Speaker
Description
The High-Luminosity upgrade of the Large Hadron Collider (HL-LHC) will increase luminosity and the number of events by an order of magnitude, demanding more concurrent processing. Event processing is trivially parallel, but metadata handling is more complex and breaks that parallelism. However, correct and reliable in-file metadata is crucial for all workflows of the experiment, enabling tasks such as job configuration, decoding trigger information, and keeping track of event selection. Therefore, ATLAS is enhancing its current in-file metadata system to support metadata creation and propagation in more robust ways.

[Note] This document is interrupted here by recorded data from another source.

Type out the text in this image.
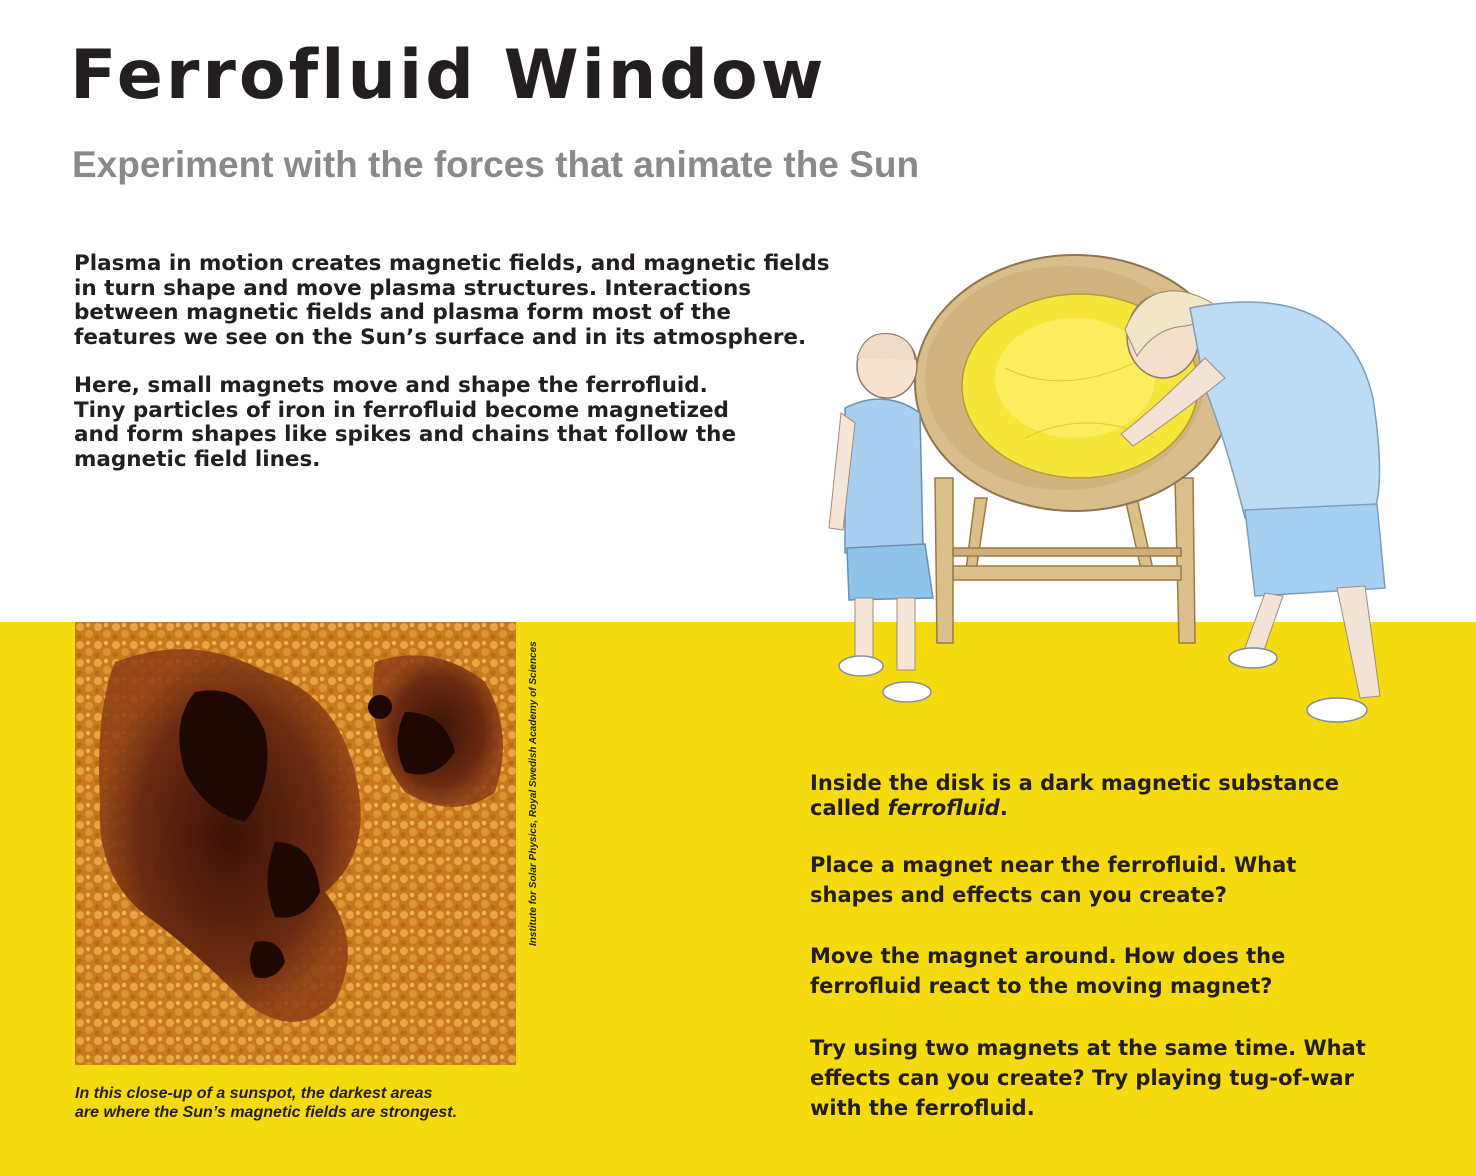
Ferrofluid Window
Experiment with the forces that animate the Sun

Plasma in motion creates magnetic fields, and magnetic fields
in turn shape and move plasma structures. Interactions
between magnetic fields and plasma form most of the
features we see on the Sun’s surface and in its atmosphere.

Here, small magnets move and shape the ferrofluid.
Tiny particles of iron in ferrofluid become magnetized
and form shapes like spikes and chains that follow the
magnetic field lines.

Institute for Solar Physics, Royal Swedish Academy of Sciences
In this close-up of a sunspot, the darkest areas
are where the Sun’s magnetic fields are strongest.

Inside the disk is a dark magnetic substance
called ferrofluid.

Place a magnet near the ferrofluid. What
shapes and effects can you create?

Move the magnet around. How does the
ferrofluid react to the moving magnet?

Try using two magnets at the same time. What
effects can you create? Try playing tug-of-war
with the ferrofluid.
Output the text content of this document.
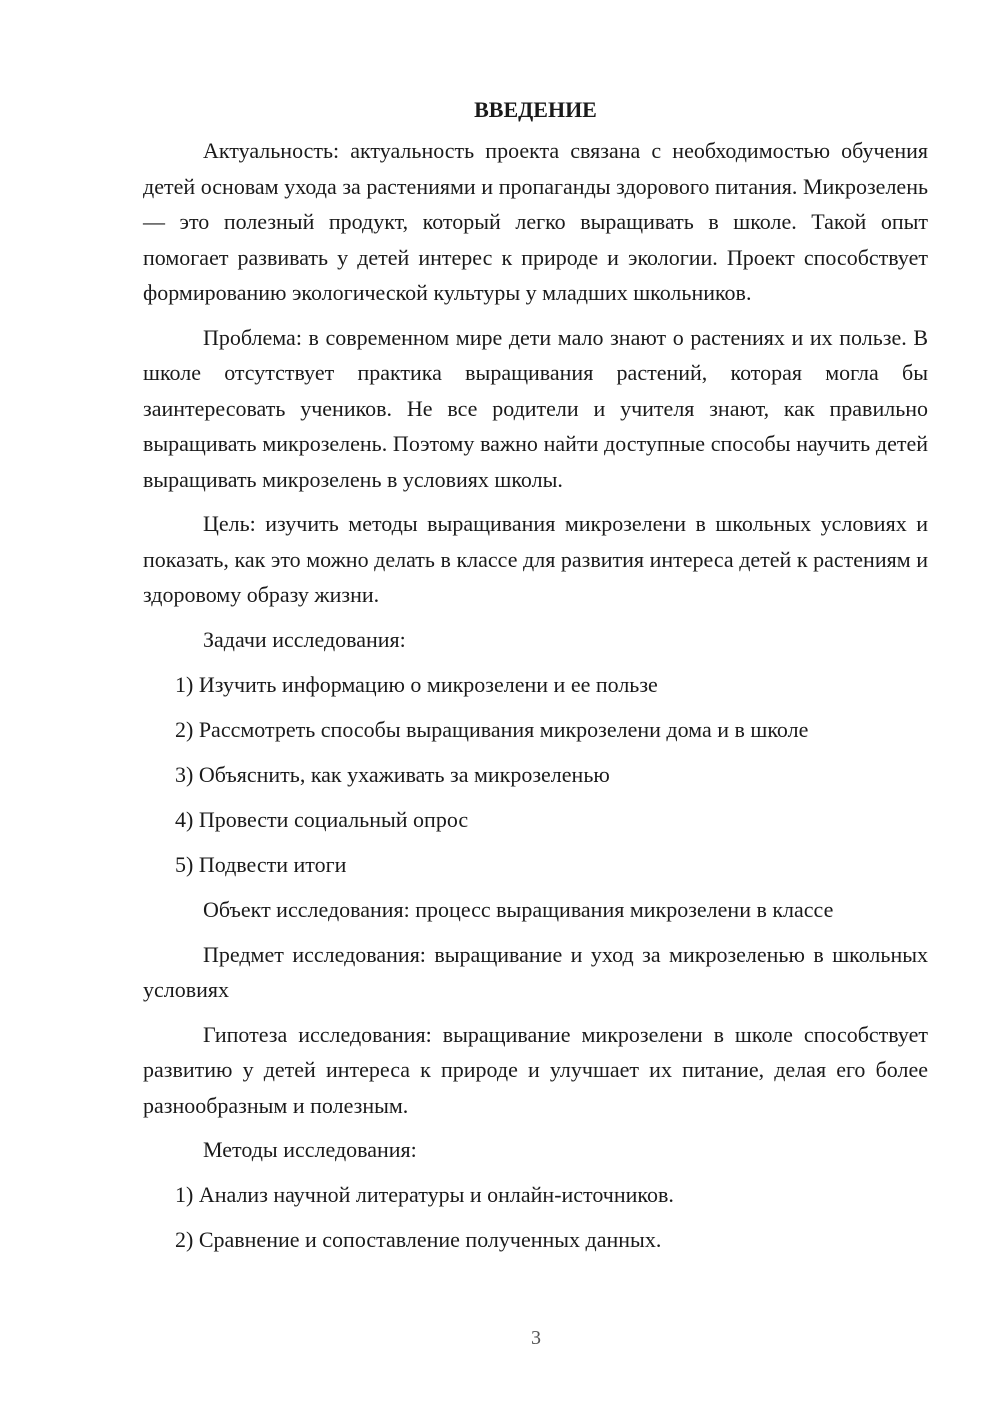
ВВЕДЕНИЕ

Актуальность: актуальность проекта связана с необходимостью обучения детей основам ухода за растениями и пропаганды здорового питания. Микрозелень — это полезный продукт, который легко выращивать в школе. Такой опыт помогает развивать у детей интерес к природе и экологии. Проект способствует формированию экологической культуры у младших школьников.

Проблема: в современном мире дети мало знают о растениях и их пользе. В школе отсутствует практика выращивания растений, которая могла бы заинтересовать учеников. Не все родители и учителя знают, как правильно выращивать микрозелень. Поэтому важно найти доступные способы научить детей выращивать микрозелень в условиях школы.

Цель: изучить методы выращивания микрозелени в школьных условиях и показать, как это можно делать в классе для развития интереса детей к растениям и здоровому образу жизни.

Задачи исследования:

1) Изучить информацию о микрозелени и ее пользе

2) Рассмотреть способы выращивания микрозелени дома и в школе

3) Объяснить, как ухаживать за микрозеленью

4) Провести социальный опрос

5) Подвести итоги

Объект исследования: процесс выращивания микрозелени в классе

Предмет исследования: выращивание и уход за микрозеленью в школьных условиях

Гипотеза исследования: выращивание микрозелени в школе способствует развитию у детей интереса к природе и улучшает их питание, делая его более разнообразным и полезным.

Методы исследования:

1) Анализ научной литературы и онлайн-источников.

2) Сравнение и сопоставление полученных данных.

3
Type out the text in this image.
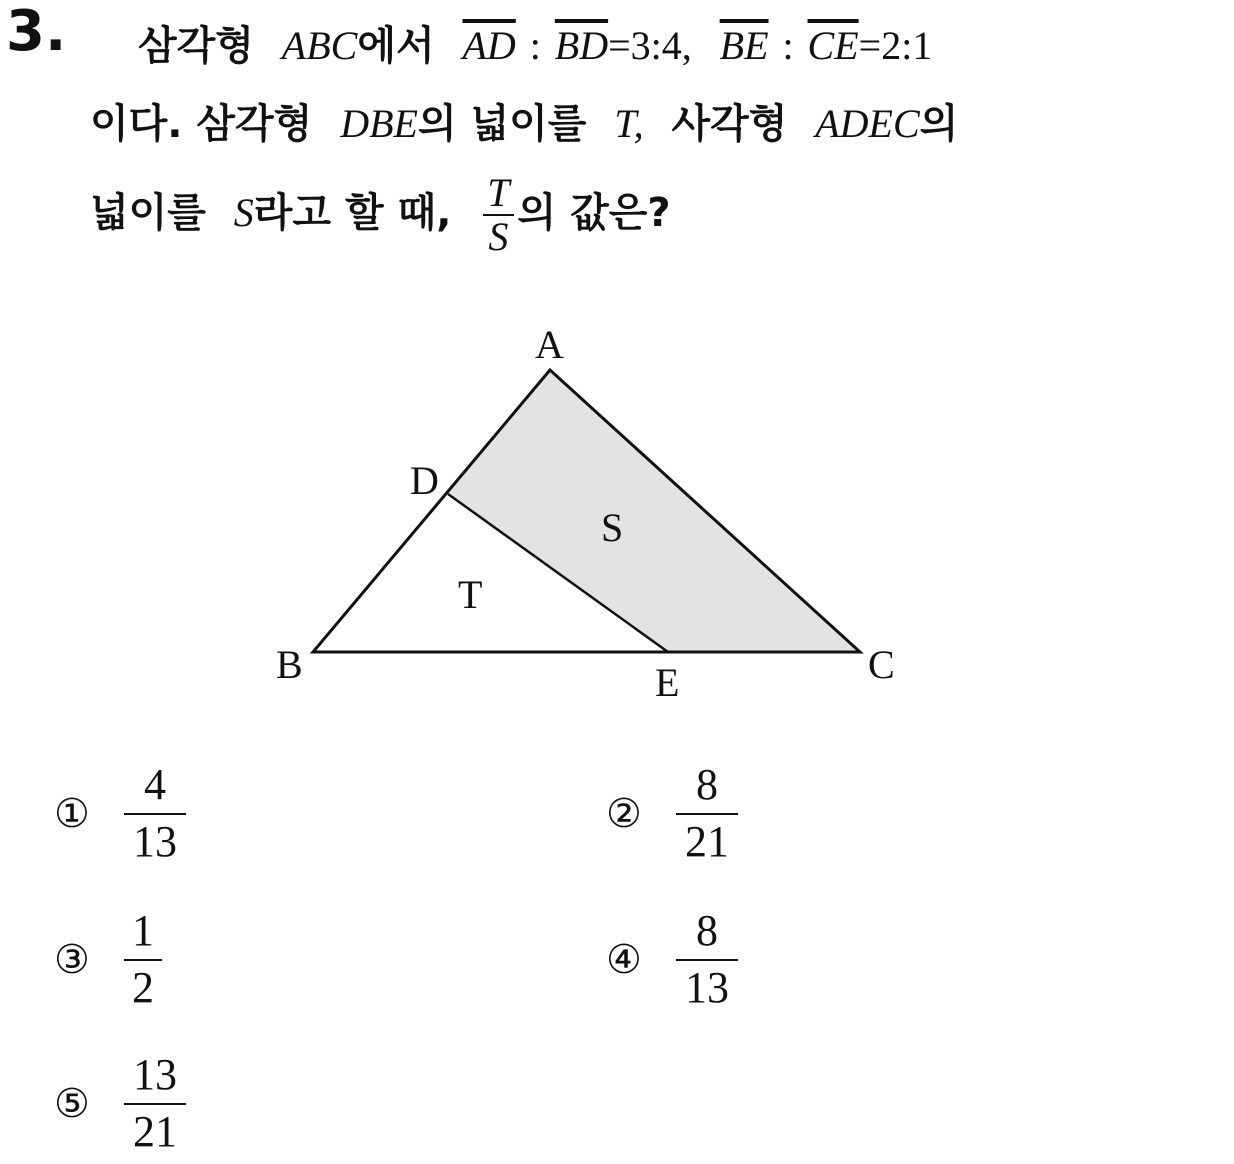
3. 삼각형 ABC에서 $\overline{AD}$ : $\overline{BD}=3:4$, $\overline{BE}$ : $\overline{CE}=2:1$
이다. 삼각형 DBE의 넓이를 T, 사각형 ADEC의
넓이를 S라고 할 때, $\frac{T}{S}$ 의 값은?
A
D
B	E	C
T
S
① $\frac{4}{13}$	② $\frac{8}{21}$
③ $\frac{1}{2}$	④ $\frac{8}{13}$
⑤ $\frac{13}{21}$
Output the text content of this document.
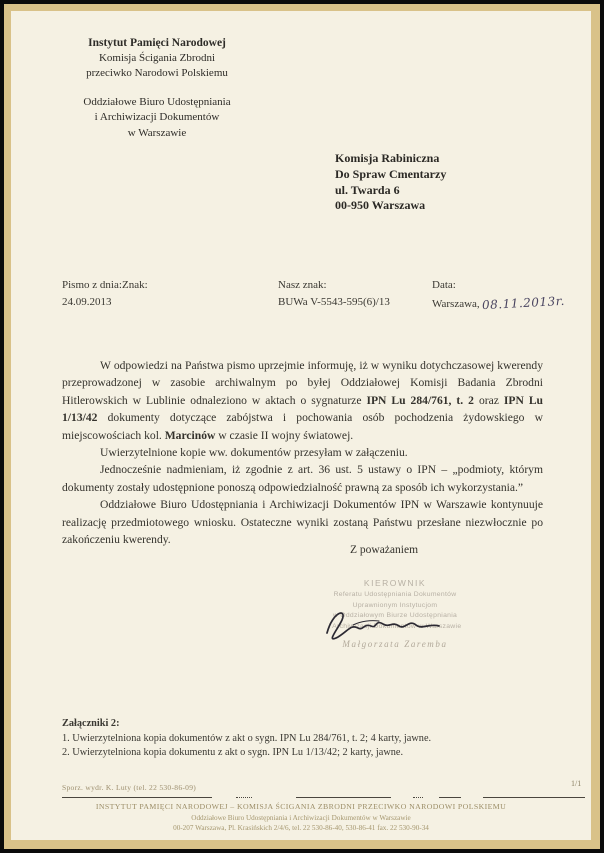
Instytut Pamięci Narodowej
Komisja Ścigania Zbrodni
przeciwko Narodowi Polskiemu
Oddziałowe Biuro Udostępniania
i Archiwizacji Dokumentów
w Warszawie
Komisja Rabiniczna
Do Spraw Cmentarzy
ul. Twarda 6
00-950 Warszawa
Pismo z dnia:
24.09.2013
Znak:	Nasz znak:
BUWa V-5543-595(6)/13
Data:
Warszawa, 08.11.2013r.

W odpowiedzi na Państwa pismo uprzejmie informuję, iż w wyniku dotychczasowej kwerendy przeprowadzonej w zasobie archiwalnym po byłej Oddziałowej Komisji Badania Zbrodni Hitlerowskich w Lublinie odnaleziono w aktach o sygnaturze IPN Lu 284/761, t. 2 oraz IPN Lu 1/13/42 dokumenty dotyczące zabójstwa i pochowania osób pochodzenia żydowskiego w miejscowościach kol. Marcinów w czasie II wojny światowej.

Uwierzytelnione kopie ww. dokumentów przesyłam w załączeniu.

Jednocześnie nadmieniam, iż zgodnie z art. 36 ust. 5 ustawy o IPN – „podmioty, którym dokumenty zostały udostępnione ponoszą odpowiedzialność prawną za sposób ich wykorzystania.”

Oddziałowe Biuro Udostępniania i Archiwizacji Dokumentów IPN w Warszawie kontynuuje realizację przedmiotowego wniosku. Ostateczne wyniki zostaną Państwu przesłane niezwłocznie po zakończeniu kwerendy.

Z poważaniem
KIEROWNIK
Referatu Udostępniania Dokumentów
Uprawnionym Instytucjom
w Oddziałowym Biurze Udostępniania
i Archiwizacji Dokumentów w Warszawie
Małgorzata Zaremba
Załączniki 2:
1. Uwierzytelniona kopia dokumentów z akt o sygn. IPN Lu 284/761, t. 2; 4 karty, jawne.
2. Uwierzytelniona kopia dokumentu z akt o sygn. IPN Lu 1/13/42; 2 karty, jawne.
Sporz. wydr. K. Luty (tel. 22 530-86-09)	1/1
INSTYTUT PAMIĘCI NARODOWEJ – KOMISJA ŚCIGANIA ZBRODNI PRZECIWKO NARODOWI POLSKIEMU
Oddziałowe Biuro Udostępniania i Archiwizacji Dokumentów w Warszawie
00-207 Warszawa, Pl. Krasińskich 2/4/6, tel. 22 530-86-40, 530-86-41 fax. 22 530-90-34
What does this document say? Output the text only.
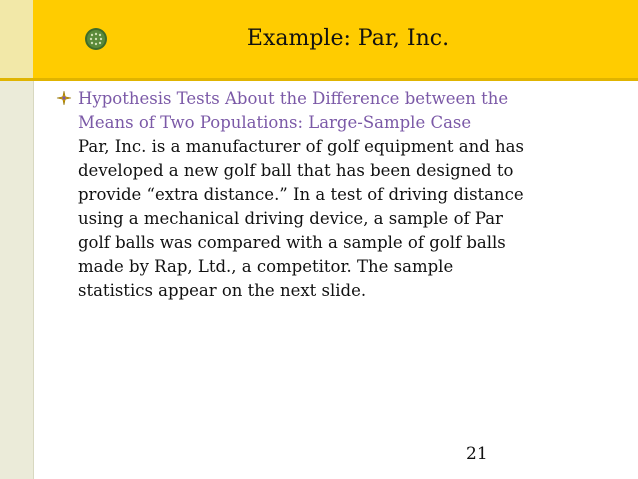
Example: Par, Inc.
Hypothesis Tests About the Difference between the
Means of Two Populations: Large-Sample Case
Par, Inc. is a manufacturer of golf equipment and has
developed a new golf ball that has been designed to
provide “extra distance.” In a test of driving distance
using a mechanical driving device, a sample of Par
golf balls was compared with a sample of golf balls
made by Rap, Ltd., a competitor. The sample
statistics appear on the next slide.
21
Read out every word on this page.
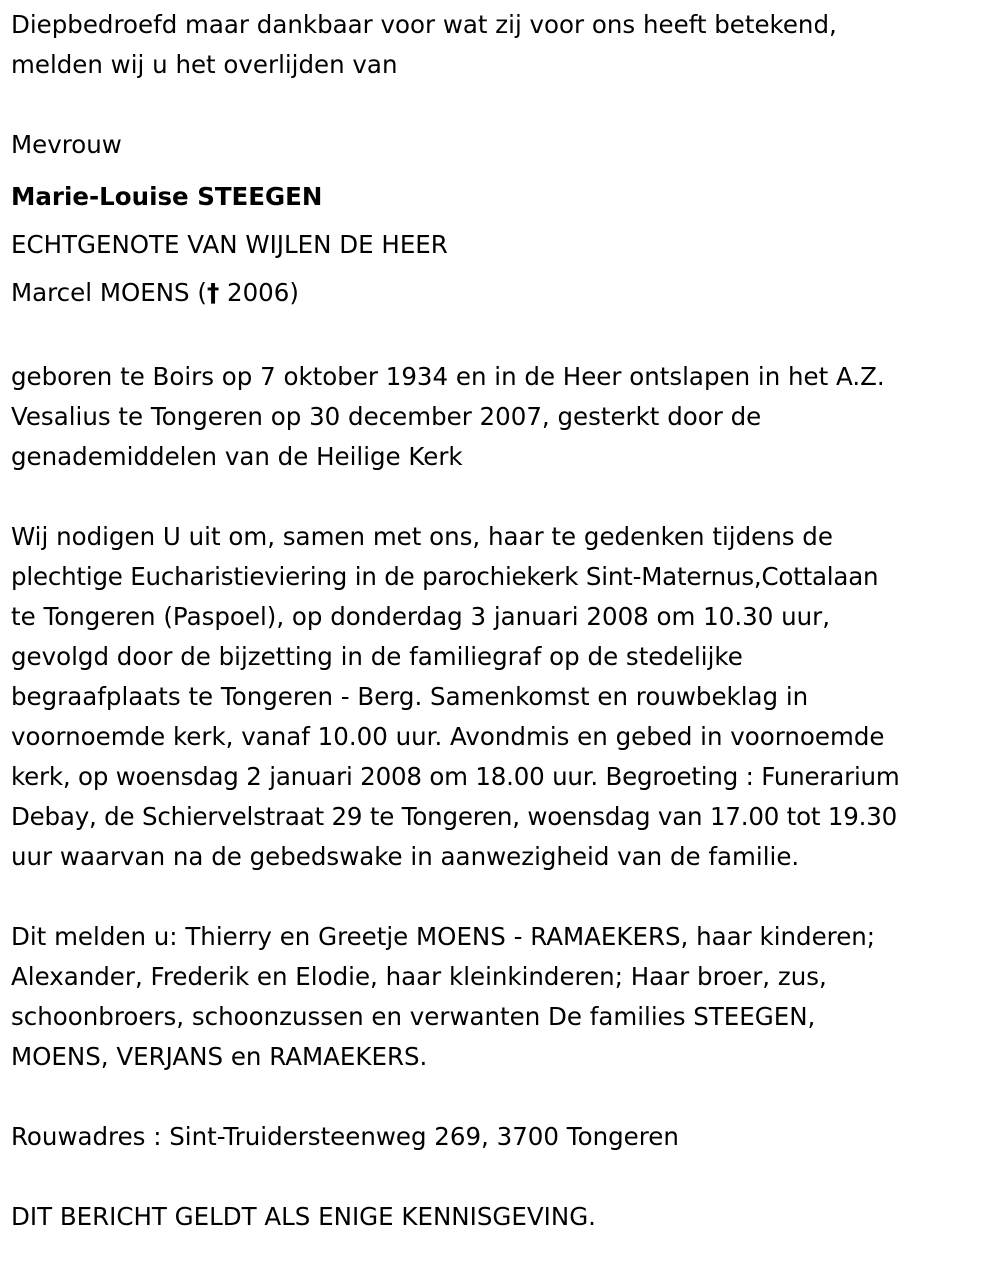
Diepbedroefd maar dankbaar voor wat zij voor ons heeft betekend,
melden wij u het overlijden van
Mevrouw
Marie-Louise STEEGEN
ECHTGENOTE VAN WIJLEN DE HEER
Marcel MOENS († 2006)
geboren te Boirs op 7 oktober 1934 en in de Heer ontslapen in het A.Z.
Vesalius te Tongeren op 30 december 2007, gesterkt door de
genademiddelen van de Heilige Kerk
Wij nodigen U uit om, samen met ons, haar te gedenken tijdens de
plechtige Eucharistieviering in de parochiekerk Sint-Maternus,Cottalaan
te Tongeren (Paspoel), op donderdag 3 januari 2008 om 10.30 uur,
gevolgd door de bijzetting in de familiegraf op de stedelijke
begraafplaats te Tongeren - Berg. Samenkomst en rouwbeklag in
voornoemde kerk, vanaf 10.00 uur. Avondmis en gebed in voornoemde
kerk, op woensdag 2 januari 2008 om 18.00 uur. Begroeting : Funerarium
Debay, de Schiervelstraat 29 te Tongeren, woensdag van 17.00 tot 19.30
uur waarvan na de gebedswake in aanwezigheid van de familie.
Dit melden u: Thierry en Greetje MOENS - RAMAEKERS, haar kinderen;
Alexander, Frederik en Elodie, haar kleinkinderen; Haar broer, zus,
schoonbroers, schoonzussen en verwanten De families STEEGEN,
MOENS, VERJANS en RAMAEKERS.
Rouwadres : Sint-Truidersteenweg 269, 3700 Tongeren
DIT BERICHT GELDT ALS ENIGE KENNISGEVING.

This talk presents developments in the areas of the evolution of storage technology for metadata and the redesign of metadata tools.
Firstly, we delve into the investigation of storage technologies tailored for in-file metadata payload, exploring advancements in the ROOT framework, used for storing data collected by the ATLAS experiment. Not only will this work allow ATLAS to utilize modern storage containers (such as RNTuple) for event and metadata, but the goal is to enhance performance and enable seamless handling of metadata. We also discuss whether a challenging process of merging metadata objects could be performed generically, e.g. using RNTuple features.
Furthermore, we introduce a novel approach to metadata tools by developing dual-mode functionality. Such tools, offering both creation and propagation capabilities, improve maintainability and facilitate handling in workflows making use of shared I/O functionality. This work also enables investigation of metadata propagation outside of event processing.